When Dartmouth-Hitchcock’s Gregory J. Tsongalis, PhD, received a phone call from Axel Scherer, a professor of Electrical Engineering, Applied Physics and Physics at Caltech, the phone call went something like this: “I’ve been reading “Molecular Diagnostics: For the Clinical Laboratorian” and noticed that you’re the author. Can we meet?” As it turned out, Scherer was teaching just down the street at Thayer School of Engineering as a visiting professor.
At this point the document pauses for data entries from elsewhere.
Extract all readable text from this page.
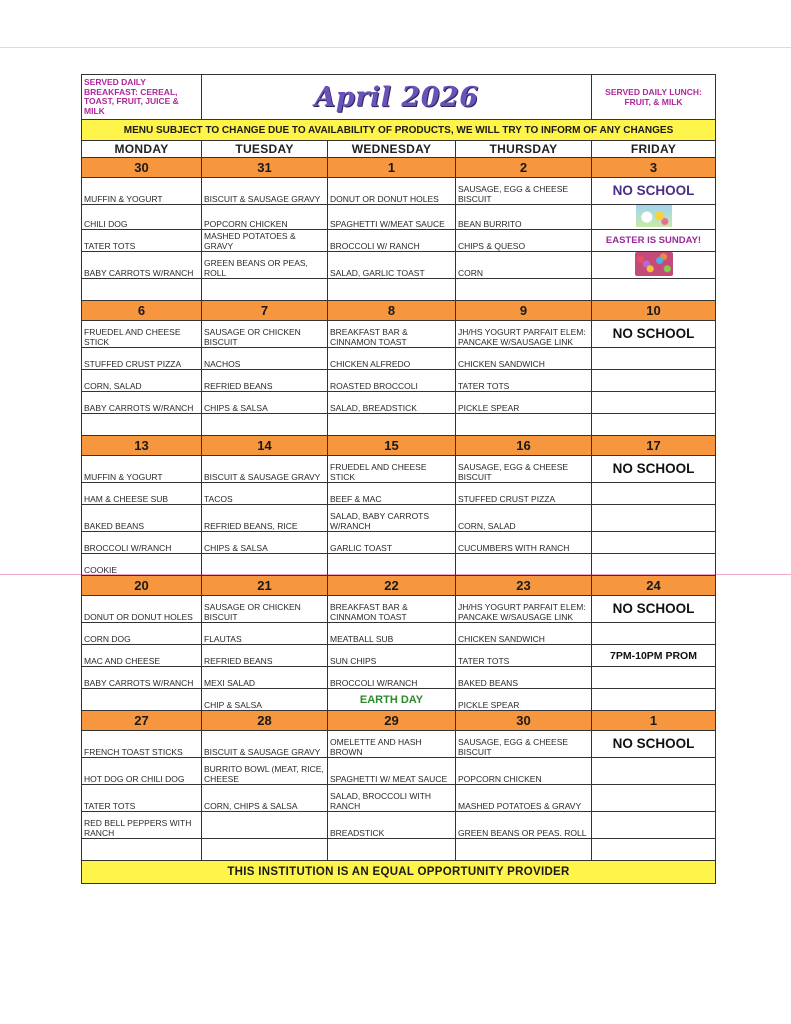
SERVED DAILY BREAKFAST: CEREAL, TOAST, FRUIT, JUICE & MILK	April 2026			SERVED DAILY LUNCH: FRUIT, & MILK
MENU SUBJECT TO CHANGE DUE TO AVAILABILITY OF PRODUCTS, WE WILL TRY TO INFORM OF ANY CHANGES				
MONDAY	TUESDAY	WEDNESDAY	THURSDAY	FRIDAY
30	31	1	2	3
MUFFIN & YOGURT	BISCUIT & SAUSAGE GRAVY	DONUT OR DONUT HOLES	SAUSAGE, EGG & CHEESE BISCUIT	NO SCHOOL
CHILI DOG	POPCORN CHICKEN	SPAGHETTI W/MEAT SAUCE	BEAN BURRITO	
TATER TOTS	MASHED POTATOES & GRAVY	BROCCOLI W/ RANCH	CHIPS & QUESO	EASTER IS SUNDAY!
BABY CARROTS W/RANCH	GREEN BEANS OR PEAS, ROLL	SALAD, GARLIC TOAST	CORN	

6	7	8	9	10
FRUEDEL AND CHEESE STICK	SAUSAGE OR CHICKEN BISCUIT	BREAKFAST BAR & CINNAMON TOAST	JH/HS YOGURT PARFAIT ELEM: PANCAKE W/SAUSAGE LINK	NO SCHOOL
STUFFED CRUST PIZZA	NACHOS	CHICKEN ALFREDO	CHICKEN SANDWICH	
CORN, SALAD	REFRIED BEANS	ROASTED BROCCOLI	TATER TOTS	
BABY CARROTS W/RANCH	CHIPS & SALSA	SALAD, BREADSTICK	PICKLE SPEAR	

13	14	15	16	17
MUFFIN & YOGURT	BISCUIT & SAUSAGE GRAVY	FRUEDEL AND CHEESE STICK	SAUSAGE, EGG & CHEESE BISCUIT	NO SCHOOL
HAM & CHEESE SUB	TACOS	BEEF & MAC	STUFFED CRUST PIZZA	
BAKED BEANS	REFRIED BEANS, RICE	SALAD, BABY CARROTS W/RANCH	CORN, SALAD	
BROCCOLI W/RANCH	CHIPS & SALSA	GARLIC TOAST	CUCUMBERS WITH RANCH	
COOKIE				
20	21	22	23	24
DONUT OR DONUT HOLES	SAUSAGE OR CHICKEN BISCUIT	BREAKFAST BAR & CINNAMON TOAST	JH/HS YOGURT PARFAIT ELEM: PANCAKE W/SAUSAGE LINK	NO SCHOOL
CORN DOG	FLAUTAS	MEATBALL SUB	CHICKEN SANDWICH	
MAC AND CHEESE	REFRIED BEANS	SUN CHIPS	TATER TOTS	7PM-10PM PROM
BABY CARROTS W/RANCH	MEXI SALAD	BROCCOLI W/RANCH	BAKED BEANS	
	CHIP & SALSA	EARTH DAY	PICKLE SPEAR	
27	28	29	30	1
FRENCH TOAST STICKS	BISCUIT & SAUSAGE GRAVY	OMELETTE AND HASH BROWN	SAUSAGE, EGG & CHEESE BISCUIT	NO SCHOOL
HOT DOG OR CHILI DOG	BURRITO BOWL (MEAT, RICE, CHEESE	SPAGHETTI W/ MEAT SAUCE	POPCORN CHICKEN	
TATER TOTS	CORN, CHIPS & SALSA	SALAD, BROCCOLI WITH RANCH	MASHED POTATOES & GRAVY	
RED BELL PEPPERS WITH RANCH		BREADSTICK	GREEN BEANS OR PEAS. ROLL	

THIS INSTITUTION IS AN EQUAL OPPORTUNITY PROVIDER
What Tsongalis, director of Molecular Pathology, and Scherer, director of the Caltech Global Health Initiative discussed were diagnostics in the developing world. “What the developing world is grappling with is being able to provide rapid diagnostic testing at the same time the patient is seen by the clinic or village health care provider,” explains Tsongalis. Too often, he says, patients do not, or cannot return for their test results because they live too far away. “So a seven or eight hour turnaround and instructions to come back tomorrow, just doesn’t work and we may never see them again.” These patients are “lost to follow up.”
Tsongalis and his team are working to develop an assay—or test—that can produce a quick diagnosis, in collaboration with Scherer and Caltech engineering who is creating the delivery system. To accomplish this in less developed countries, presented opportunities as well as challenges. “It required really unorthodox thinking,” Tsongalis says, “so I told the research and development group in the lab ‘everything you ever learned at school or I ever taught you here in the lab, forget about it. Due to the extensive limitations we have to start from absolute scratch, and think completely outside of the box’.”